SAN DIEGO – There were almost as many narratives as there have been days of uncertainty leading up to Tiger Woods’ first start in an official PGA Tour event in nearly a year.
He would contend, he would dominate, he would struggle, he would survive. But after 36 eventful holes at the Farmers Insurance Open, there’s only one hot take that really matters – he remained upright.
It hasn’t been pretty. He’s been wild off the tee, painfully inconsistent with his iron play and not exactly vintage with his putter, although there were some signs of life on this front as a cool afternoon along the Pacific Ocean turned to dusk.
Woods called his second-round 71 on the North Course at Torrey Pines a “grind,” which pretty much sums it up. But he did so standing tall, pain-free and pleased, regardless of those ridiculously unrealistic expectations.
He made the cut on the number, the byproduct of a gutty performance that shouldn’t be easily dismissed. There are all kinds of pressure in professional golf, whether you’re vying for your 15th major championship or your first made cut in an official event since 2015.
It was the latter that drove Woods on Friday.
Some 11 strokes off the lead when he made the turn and on the wrong side of the cut line, he converted a 45-foot birdie putt from off the green at the first hole (his 10th hole of the day), added another at the fifth hole and appeared to secure his weekend tee time with a 4-footer for birdie at No. 7.
But it wasn’t going to be that easy. It never is. Woods bogeyed the par-3 eighth and pushed his drive right of the final fairway, a familiar theme on Day 1.
Torrey Pines has been the sight of some of Tiger’s most clutch performances, with the 2008 U.S. Open being the standard in that category. His two-putt birdie from 75 feet at the last wasn’t for his ninth victory on the seaside layout, but it was important nonetheless.
“It’s been a long 12 months. I’ve been away from it for a very long time,” he figured. “It’s nice to get out there and compete and play. I’m still getting used to my feels, but that just takes more time under the fire.”
If playing 72 holes isn’t exactly the bar one might expect from a 14-time major champion, it’s a reality Woods seems comfortable with, at least at the moment.
The last time he played the weekend at an official PGA Tour event, Justin Thomas – the reigning Player of the Year – was a rookie and Jon Rahm – who is poised to become the top-ranked player in the world with a victory this week – was still in college at Arizona State.
For Woods, this is every bit a marathon, and while others succumb to the urgency of now, he’s content with the scenic route – which, if his play through two days is any indication, is a wise choice. You know the deal, under-promise and over-deliver.
At his first hole, the 10th on the North Course, his opening effort was so far left he could have taken relief from the first fairway . . . on the South Course.

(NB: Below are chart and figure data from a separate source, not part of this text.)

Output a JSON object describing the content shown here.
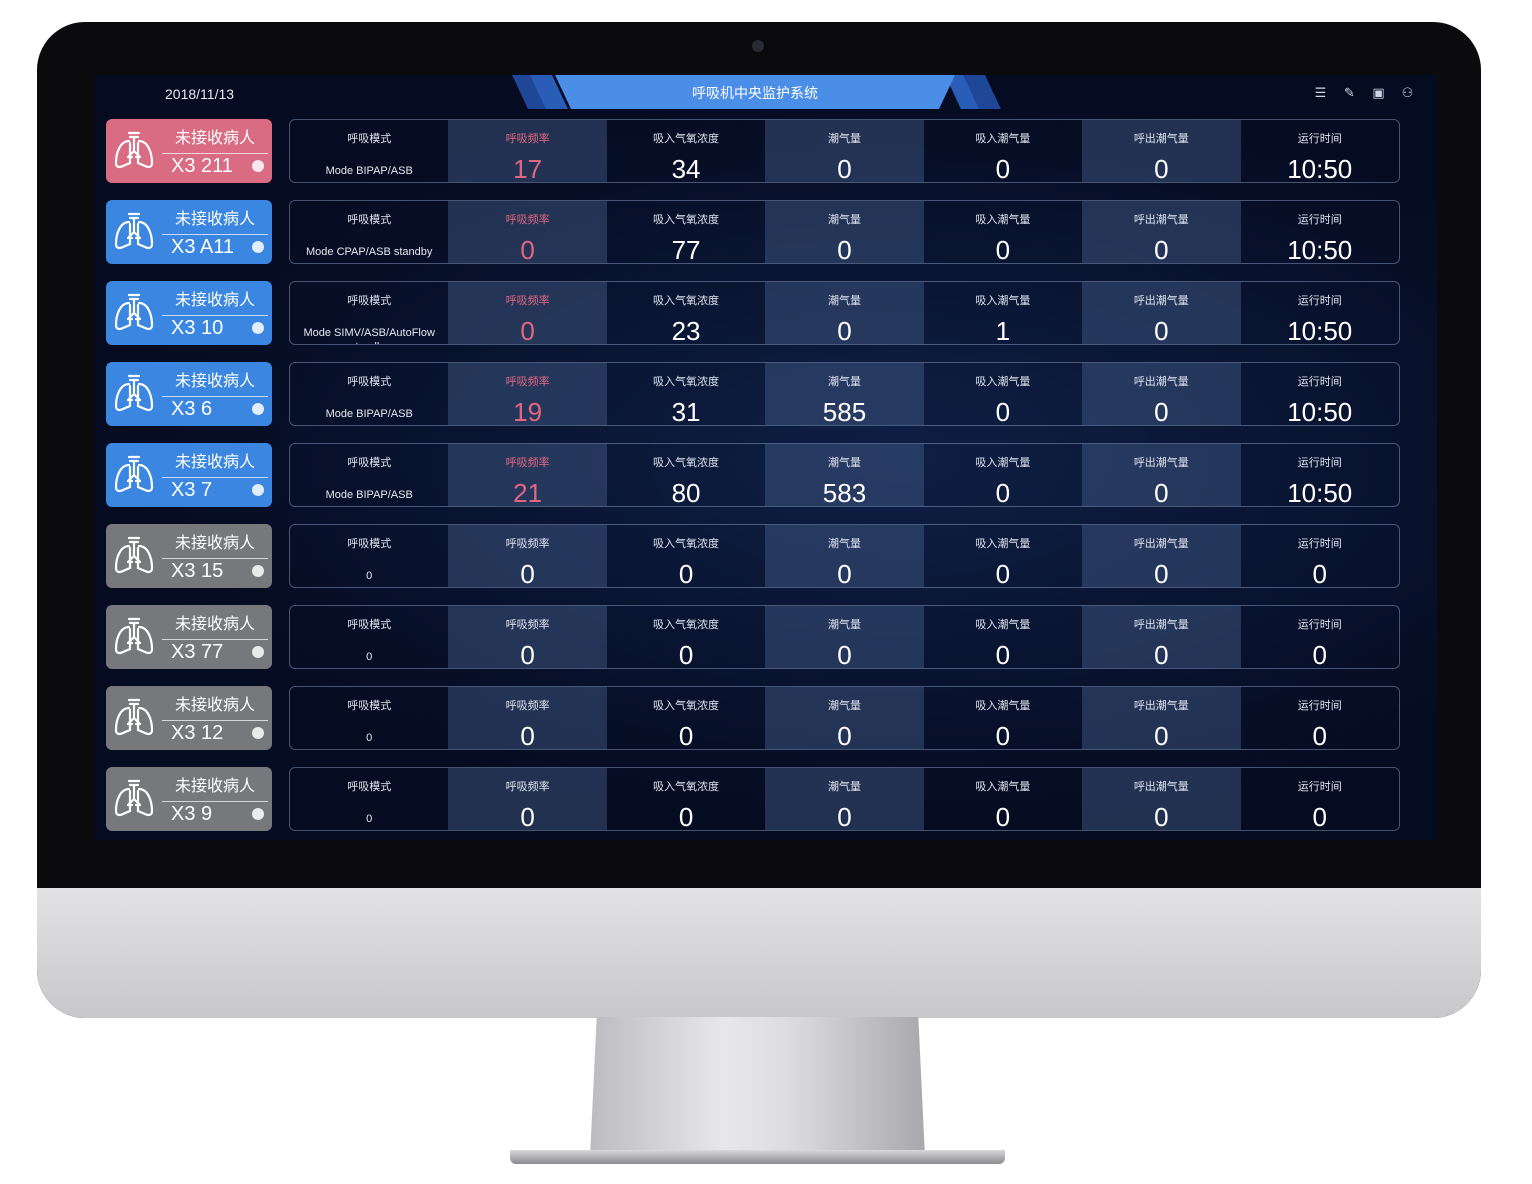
{
  "header": {
    "date": "2018/11/13",
    "title": "呼吸机中央监护系统",
    "icons": [
      "list-icon",
      "edit-icon",
      "layout-icon",
      "user-icon"
    ]
  },
  "colors": {
    "pink": "#d96b82",
    "blue": "#3a86e0",
    "gray": "#77787c",
    "accent": "#e0677f"
  },
  "labels": [
    "呼吸模式",
    "呼吸频率",
    "吸入气氧浓度",
    "潮气量",
    "吸入潮气量",
    "呼出潮气量",
    "运行时间"
  ],
  "rows": [
    {
      "status": "pink",
      "name": "未接收病人",
      "id": "X3 211",
      "mode": "Mode BIPAP/ASB",
      "values": [
        "17",
        "34",
        "0",
        "0",
        "0",
        "10:50"
      ]
    },
    {
      "status": "blue",
      "name": "未接收病人",
      "id": "X3 A11",
      "mode": "Mode CPAP/ASB standby",
      "values": [
        "0",
        "77",
        "0",
        "0",
        "0",
        "10:50"
      ]
    },
    {
      "status": "blue",
      "name": "未接收病人",
      "id": "X3 10",
      "mode": "Mode SIMV/ASB/AutoFlow standby",
      "values": [
        "0",
        "23",
        "0",
        "1",
        "0",
        "10:50"
      ]
    },
    {
      "status": "blue",
      "name": "未接收病人",
      "id": "X3 6",
      "mode": "Mode BIPAP/ASB",
      "values": [
        "19",
        "31",
        "585",
        "0",
        "0",
        "10:50"
      ]
    },
    {
      "status": "blue",
      "name": "未接收病人",
      "id": "X3 7",
      "mode": "Mode BIPAP/ASB",
      "values": [
        "21",
        "80",
        "583",
        "0",
        "0",
        "10:50"
      ]
    },
    {
      "status": "gray",
      "name": "未接收病人",
      "id": "X3 15",
      "mode": "0",
      "values": [
        "0",
        "0",
        "0",
        "0",
        "0",
        "0"
      ]
    },
    {
      "status": "gray",
      "name": "未接收病人",
      "id": "X3 77",
      "mode": "0",
      "values": [
        "0",
        "0",
        "0",
        "0",
        "0",
        "0"
      ]
    },
    {
      "status": "gray",
      "name": "未接收病人",
      "id": "X3 12",
      "mode": "0",
      "values": [
        "0",
        "0",
        "0",
        "0",
        "0",
        "0"
      ]
    },
    {
      "status": "gray",
      "name": "未接收病人",
      "id": "X3 9",
      "mode": "0",
      "values": [
        "0",
        "0",
        "0",
        "0",
        "0",
        "0"
      ]
    }
  ]
}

He went left at his second hole and again at his fourth, a wild swipe that settled into the Southern California flora and fauna and led to a double-bogey 6. All total, his tee shots found the short grass just three times and he wasn’t much better with his irons, hitting just half of his greens in regulation.
He explained he had the “flip-pulls” early and the “spinner” late, neither worked very well.
“It has not been happening, but under competition it’s a little different story,” he said. “I need to get used to what my feels are and I haven’t felt these things in a while.”
It’s been nearly five years, in fact, since Woods played for anything more important than a press with his buddies in South Florida; so it shouldn’t exactly prompt a double-take that after so much time outside of the competitive fray, it’s going to take a few rounds to rediscover that edge that made him the undisputed best of his generation.
“I still need more rounds under my belt,” said Woods, who saved his week thanks to a sublime short game that converted 7 of 9 scrambling attempts on Day 2. “How far certain shots are going, what my swing feels are going to be for certain shots, certain trajectories, those are all things a lot of these guys have already built in, they’ve been playing. I’m just starting out.”
For those who went all-in on this most recent return, may we suggest a more measured outlook. There was nothing in his play at the Hero World Challenge – a middle-of-the-pack showing at an unofficial event on what is essentially a home course – that suggested he was poised to pick up his pursuit of Jack Nicklaus’ record of 18 majors. And after two trips around Torrey Pines, that particular narrative remains unchanged.
What’s worth updating is that on a cold, breezy morning, a 42-year-old with a surgically repaired lower back went out and grinded his way to something worth being proud of.
Woods acknowledged on Wednesday that his plan is to build toward April and the Masters, and although his 1-under total may not inspire unmitigated confidence, it does put him 36 holes closer to that goal.